Sarıca Paşa’nın (vefatı 1811) ailesi, 19.yüzyılda Yunanistan’ın Eğriboz (Evvia) adasından göç ederek İstanbul’a gelmiş.
Yapının projelerini hazırlarken aileden öğrendiğime göre ise; ailenin kökleri Osmanlı Devleti’nin ilk deniz komutanı Saruca Paşa’ya (vefatı 1454) dayanıyor.
Fatih Sultan Mehmed, Rumelihisarı’nın inşasıyla (1452) yakından ilgilenmiştir.

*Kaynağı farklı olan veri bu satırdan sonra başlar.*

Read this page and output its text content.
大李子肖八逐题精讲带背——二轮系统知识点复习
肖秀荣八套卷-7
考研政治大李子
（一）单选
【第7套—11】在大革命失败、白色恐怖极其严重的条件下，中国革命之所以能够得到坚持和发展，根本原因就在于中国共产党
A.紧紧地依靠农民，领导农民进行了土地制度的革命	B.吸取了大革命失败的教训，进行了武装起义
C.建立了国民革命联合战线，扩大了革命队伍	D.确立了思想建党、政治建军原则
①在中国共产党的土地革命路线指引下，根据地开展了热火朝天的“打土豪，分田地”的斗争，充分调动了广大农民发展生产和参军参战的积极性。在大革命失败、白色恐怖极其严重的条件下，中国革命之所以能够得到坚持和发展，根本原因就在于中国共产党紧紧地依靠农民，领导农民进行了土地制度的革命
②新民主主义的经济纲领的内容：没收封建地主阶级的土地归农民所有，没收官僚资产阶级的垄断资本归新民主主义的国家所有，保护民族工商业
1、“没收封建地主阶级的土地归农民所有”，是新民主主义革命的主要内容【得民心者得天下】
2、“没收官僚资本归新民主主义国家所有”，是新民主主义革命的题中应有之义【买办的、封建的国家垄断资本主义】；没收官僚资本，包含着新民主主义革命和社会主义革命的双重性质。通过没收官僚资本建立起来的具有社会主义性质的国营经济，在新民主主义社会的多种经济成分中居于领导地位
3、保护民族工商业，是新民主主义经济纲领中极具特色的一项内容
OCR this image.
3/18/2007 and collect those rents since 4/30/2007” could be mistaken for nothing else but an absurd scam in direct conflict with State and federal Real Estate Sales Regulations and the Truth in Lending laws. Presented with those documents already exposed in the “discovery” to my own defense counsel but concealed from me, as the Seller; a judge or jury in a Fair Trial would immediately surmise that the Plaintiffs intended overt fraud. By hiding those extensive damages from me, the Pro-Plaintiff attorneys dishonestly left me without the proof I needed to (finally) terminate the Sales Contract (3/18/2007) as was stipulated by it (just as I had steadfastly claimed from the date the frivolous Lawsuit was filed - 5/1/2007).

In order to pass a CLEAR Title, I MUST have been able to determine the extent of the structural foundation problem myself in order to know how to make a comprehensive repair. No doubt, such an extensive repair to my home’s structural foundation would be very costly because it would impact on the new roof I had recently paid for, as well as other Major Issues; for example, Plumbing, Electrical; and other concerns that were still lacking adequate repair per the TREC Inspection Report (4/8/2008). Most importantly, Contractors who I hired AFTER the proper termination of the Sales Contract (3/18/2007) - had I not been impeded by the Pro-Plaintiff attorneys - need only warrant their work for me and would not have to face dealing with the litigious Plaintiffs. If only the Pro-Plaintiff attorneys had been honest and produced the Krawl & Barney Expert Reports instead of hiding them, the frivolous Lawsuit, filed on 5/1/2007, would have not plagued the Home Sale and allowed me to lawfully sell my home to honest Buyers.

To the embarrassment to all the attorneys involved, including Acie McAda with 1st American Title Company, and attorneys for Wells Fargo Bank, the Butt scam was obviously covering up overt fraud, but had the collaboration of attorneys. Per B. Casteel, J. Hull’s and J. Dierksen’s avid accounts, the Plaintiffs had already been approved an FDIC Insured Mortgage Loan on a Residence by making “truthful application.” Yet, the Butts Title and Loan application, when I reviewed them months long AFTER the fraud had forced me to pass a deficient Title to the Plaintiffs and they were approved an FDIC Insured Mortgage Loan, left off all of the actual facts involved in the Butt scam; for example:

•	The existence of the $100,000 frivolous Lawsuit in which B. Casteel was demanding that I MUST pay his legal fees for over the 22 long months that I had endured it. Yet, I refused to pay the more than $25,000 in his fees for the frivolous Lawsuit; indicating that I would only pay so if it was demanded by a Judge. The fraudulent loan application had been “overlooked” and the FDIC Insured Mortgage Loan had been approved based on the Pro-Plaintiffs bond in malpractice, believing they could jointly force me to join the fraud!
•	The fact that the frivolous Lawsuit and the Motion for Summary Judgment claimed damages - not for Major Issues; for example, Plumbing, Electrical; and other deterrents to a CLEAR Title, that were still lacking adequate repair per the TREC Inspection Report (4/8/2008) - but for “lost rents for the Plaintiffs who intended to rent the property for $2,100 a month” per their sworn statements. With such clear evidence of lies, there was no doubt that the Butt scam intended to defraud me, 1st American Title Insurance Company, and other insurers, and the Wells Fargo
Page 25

Mimar Müslihiddin tasarımı olan yapıda, her bir kule bir Paşa denetiminde inşa edilmiş ve paşaların adları kulelere verilmiştir.
Saruca Paşa Kulesi de, deniz yönünden bakışta sağ üstteki kuledir.
Guillaume Berggren’in 1880 tarihli fotoğrafında Rumelihisarı; sol üstte Zağanos Paşa, sağ üstte Saruca Paşa, sahilde Halil Paşa Kuleleri görülüyor.
Fotoğrafın sol üstünde, Robert Koleji’nin (Boğaziçi Üniversitesi) ilk binası olan, 1871’de tamamlanmış “Hamlin Hall” kadraja girmiş
Arif Paşa Apartmanı’nda (1902) 1. katta yer alan bir dairenin tavanında, bu apartmandan tam 450 yıl önce inşa edilmiş Rumelihisarı (1452) resmedilmiştir. Aileden öğrendiğime göre, ailenin Saruca Paşa’ya dayanan soyu;
Arif Paşa Apartmanı’nda bu şekilde zarifçe belirtilmiştir.
Arifpaşa Apartmanı’nda (1902) bir daire tavanında yer alan Rumelihisarı (1452) panoraması, benim tahminime göre Guillaume Berggren’in fotoğrafından (1880) yararlanılarak -değişikliklerle- resmedilmiş. Arifpaşa Apartmanı, Berggren fotoğrafı ve Rumelihisarı ile içiçe geçmiş öyküsü.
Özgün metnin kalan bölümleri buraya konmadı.